# whats faster than theraband gold



## Got Bands (May 12, 2016)

so i'm looking for something faster.I shoot 7/16 steel semi butterfly and looking for something snappier,and instead of buying a bunch of theraband I thought that I'd ask you guys.anything will help thanks


----------



## Ibojoe (Mar 13, 2016)

Basically anything is faster, especially in the cold. Simple Shot black is real easy to get. I shoot 7/16 steel with the .60. Spinners don’t last long.


----------



## Got Bands (May 12, 2016)

.I been using theraband because its easy to get.i'll try that though.how good is it for ware


----------



## vince4242 (Jan 11, 2016)

I also use Simple shot black .6 thickness. I do a 30 by 15 taper and really pushes the 7/16 Steel and very fast speed.
Simple shot black is good in cold weather lasts a long time and made with a good tolerance and very high quality.

Then


----------



## Got Bands (May 12, 2016)

thanks Ibojoe and vince4242 i'll give it a try what is your shooting style


----------



## vince4242 (Jan 11, 2016)

I have a 32 inch draw length, and my target Bans are 7 and 1/2 in in my hunting bands are 6 and 1/2 in.


----------



## Got Bands (May 12, 2016)

thanks for your help vince4242


----------



## vince4242 (Jan 11, 2016)

With this setup I get to 220fps with 7/16 Steel and 250fps with 3/8 Steel. With my 6.5" active band length


----------



## ghost0311/8541 (Jan 6, 2013)

7.62 full metal jacket.


----------



## Ibojoe (Mar 13, 2016)

You could also go with Sumeike. It's one of my favorites and available on Amazon. It's good and lasts a long time. 
I shoot full butterfly and don't have a chrony so I can't help you with numbers but you're gonna see a big difference in these compared to tbg. 
There are a couple of things about TBG I like. It's probably got a better smoother stretch than anything and it's Mae in the US. It's all a big journey finding what you like. Remember ALWAYS HAVE FUN!!


----------



## Reed Lukens (Aug 16, 2020)

The Simple Shot Black and the Sumeike are pretty close, but I do get a more consistent speed with the Sumeike. Both are great for durability.
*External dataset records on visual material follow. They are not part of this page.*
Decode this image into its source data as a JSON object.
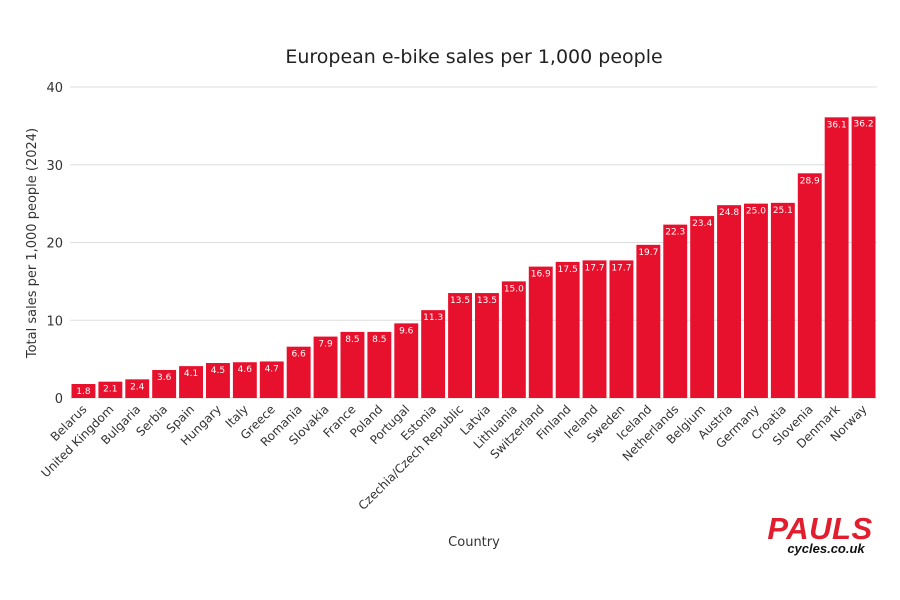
{
  "chart_data": {
    "type": "bar",
    "title": "European e-bike sales per 1,000 people",
    "xlabel": "Country",
    "ylabel": "Total sales per 1,000 people (2024)",
    "ylim": [
      0,
      40
    ],
    "yticks": [
      0,
      10,
      20,
      30,
      40
    ],
    "grid": true,
    "bar_color": "#e8112d",
    "categories": [
      "Belarus",
      "United Kingdom",
      "Bulgaria",
      "Serbia",
      "Spain",
      "Hungary",
      "Italy",
      "Greece",
      "Romania",
      "Slovakia",
      "France",
      "Poland",
      "Portugal",
      "Estonia",
      "Czechia/Czech Republic",
      "Latvia",
      "Lithuania",
      "Switzerland",
      "Finland",
      "Ireland",
      "Sweden",
      "Iceland",
      "Netherlands",
      "Belgium",
      "Austria",
      "Germany",
      "Croatia",
      "Slovenia",
      "Denmark",
      "Norway"
    ],
    "values": [
      1.8,
      2.1,
      2.4,
      3.6,
      4.1,
      4.5,
      4.6,
      4.7,
      6.6,
      7.9,
      8.5,
      8.5,
      9.6,
      11.3,
      13.5,
      13.5,
      15.0,
      16.9,
      17.5,
      17.7,
      17.7,
      19.7,
      22.3,
      23.4,
      24.8,
      25.0,
      25.1,
      28.9,
      36.1,
      36.2
    ],
    "data_labels": [
      "1.8",
      "2.1",
      "2.4",
      "3.6",
      "4.1",
      "4.5",
      "4.6",
      "4.7",
      "6.6",
      "7.9",
      "8.5",
      "8.5",
      "9.6",
      "11.3",
      "13.5",
      "13.5",
      "15.0",
      "16.9",
      "17.5",
      "17.7",
      "17.7",
      "19.7",
      "22.3",
      "23.4",
      "24.8",
      "25.0",
      "25.1",
      "28.9",
      "36.1",
      "36.2"
    ]
  },
  "logo": {
    "name": "PAULS",
    "domain": "cycles.co.uk"
  }
}
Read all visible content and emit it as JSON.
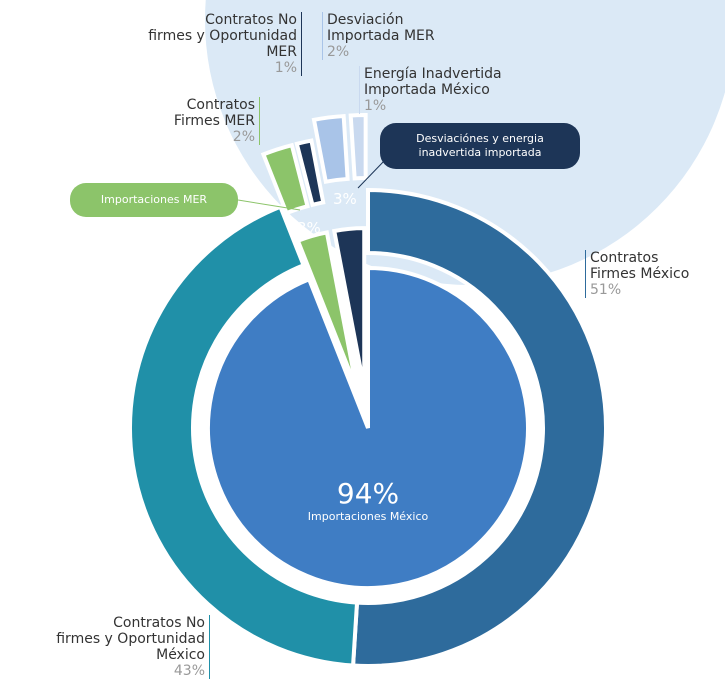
{
  "chart_data": [
    {
      "type": "pie",
      "categories": [
        "Importaciones México",
        "Importaciones MER",
        "Desviaciónes y energia inadvertida importada"
      ],
      "values": [
        94,
        3,
        3
      ],
      "value_labels": [
        "94%",
        "3%",
        "3%"
      ],
      "colors": [
        "#3f7dc4",
        "#8cc46a",
        "#1d3557"
      ]
    },
    {
      "type": "donut",
      "categories": [
        "Contratos\nFirmes México",
        "Contratos No\nfirmes y Oportunidad\nMéxico",
        "Contratos\nFirmes MER",
        "Contratos No\nfirmes y Oportunidad\nMER",
        "Desviación\nImportada MER",
        "Energía Inadvertida\nImportada México"
      ],
      "values": [
        51,
        43,
        2,
        1,
        2,
        1
      ],
      "value_labels": [
        "51%",
        "43%",
        "2%",
        "1%",
        "2%",
        "1%"
      ],
      "colors": [
        "#2e6b9c",
        "#2090a8",
        "#8cc46a",
        "#1d3557",
        "#a9c4e8",
        "#c9d9ef"
      ]
    }
  ]
}
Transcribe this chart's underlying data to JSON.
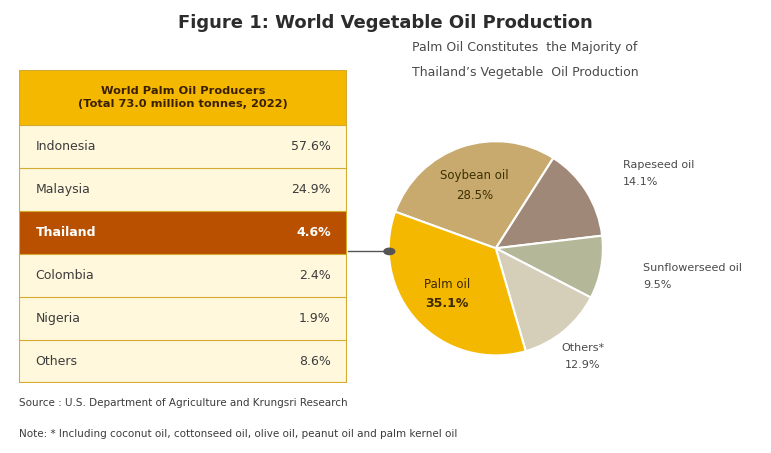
{
  "title": "Figure 1: World Vegetable Oil Production",
  "pie_subtitle_line1": "Palm Oil Constitutes  the Majority of",
  "pie_subtitle_line2": "Thailand’s Vegetable  Oil Production",
  "pie_values": [
    28.5,
    14.1,
    9.5,
    12.9,
    35.1
  ],
  "pie_colors": [
    "#C8A96E",
    "#A08878",
    "#B5B898",
    "#D5CEB8",
    "#F5B800"
  ],
  "pie_labels_inner": [
    {
      "text": "Soybean oil",
      "pct": "28.5%",
      "bold_pct": false,
      "idx": 0
    },
    {
      "text": "Palm oil",
      "pct": "35.1%",
      "bold_pct": true,
      "idx": 4
    }
  ],
  "pie_labels_outer": [
    {
      "text": "Rapeseed oil",
      "pct": "14.1%",
      "idx": 1
    },
    {
      "text": "Sunflowerseed oil",
      "pct": "9.5%",
      "idx": 2
    },
    {
      "text": "Others*",
      "pct": "12.9%",
      "idx": 3
    }
  ],
  "pie_startangle": 160,
  "table_header_line1": "World Palm Oil Producers",
  "table_header_line2": "(Total 73.0 million tonnes, 2022)",
  "table_header_bg": "#F5B800",
  "table_highlight_bg": "#B85000",
  "table_highlight_color": "#FFFFFF",
  "table_row_bg": "#FFF8DC",
  "table_border_color": "#D4AA30",
  "table_countries": [
    "Indonesia",
    "Malaysia",
    "Thailand",
    "Colombia",
    "Nigeria",
    "Others"
  ],
  "table_values": [
    "57.6%",
    "24.9%",
    "4.6%",
    "2.4%",
    "1.9%",
    "8.6%"
  ],
  "table_highlight_row": 2,
  "source_text": "Source : U.S. Department of Agriculture and Krungsri Research",
  "note_text": "Note: * Including coconut oil, cottonseed oil, olive oil, peanut oil and palm kernel oil",
  "title_color": "#2C2C2C",
  "text_color": "#3C3C3C",
  "bg_color": "#FFFFFF",
  "arrow_color": "#555555"
}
7/16 Steel / 1" - 21/64" taper / 6.5" active


----------



## Got Bands (May 12, 2016)

thanks guys i'll give these a try thanks for the numbers Reed been shooting tbg since I started 5 years ago always thought that there was something faster out there just never took the time to play around


----------



## Got Bands (May 12, 2016)

what about this precise is it any good


----------



## vince4242 (Jan 11, 2016)

I found Percise didn't last as long as simpleshot


----------



## Got Bands (May 12, 2016)

thanks vince, I think that I'll try these and see how they work


----------



## vince4242 (Jan 11, 2016)

That is a good idea, to try the different products. I did not like precise because it was too stretchy and I like the feel of simple shot black better for me but you may think precise has a better feel for you.


----------



## Kottonmouth (Dec 10, 2019)

Simpleshot black is so far my favorite out of what I've tried and get great snap with 3/8 steelies.


----------



## Got Bands (May 12, 2016)

thanks kottonmouth i ordered some simpleshot black in .6mm i'm going to start there thanks for your post


----------



## Kalevala (Jul 20, 2014)

Reed Lukens said:


> The Simple Shot Black and the Sumeike are pretty close, but I do get a more consistent speed with the Sumeike. Both are great for durability.
> 
> 
> 
> ...


11.11 mm steel / 25,4 mm - 8,3 mm taper / 16,51 cm ???

Really good speeds I would say.


----------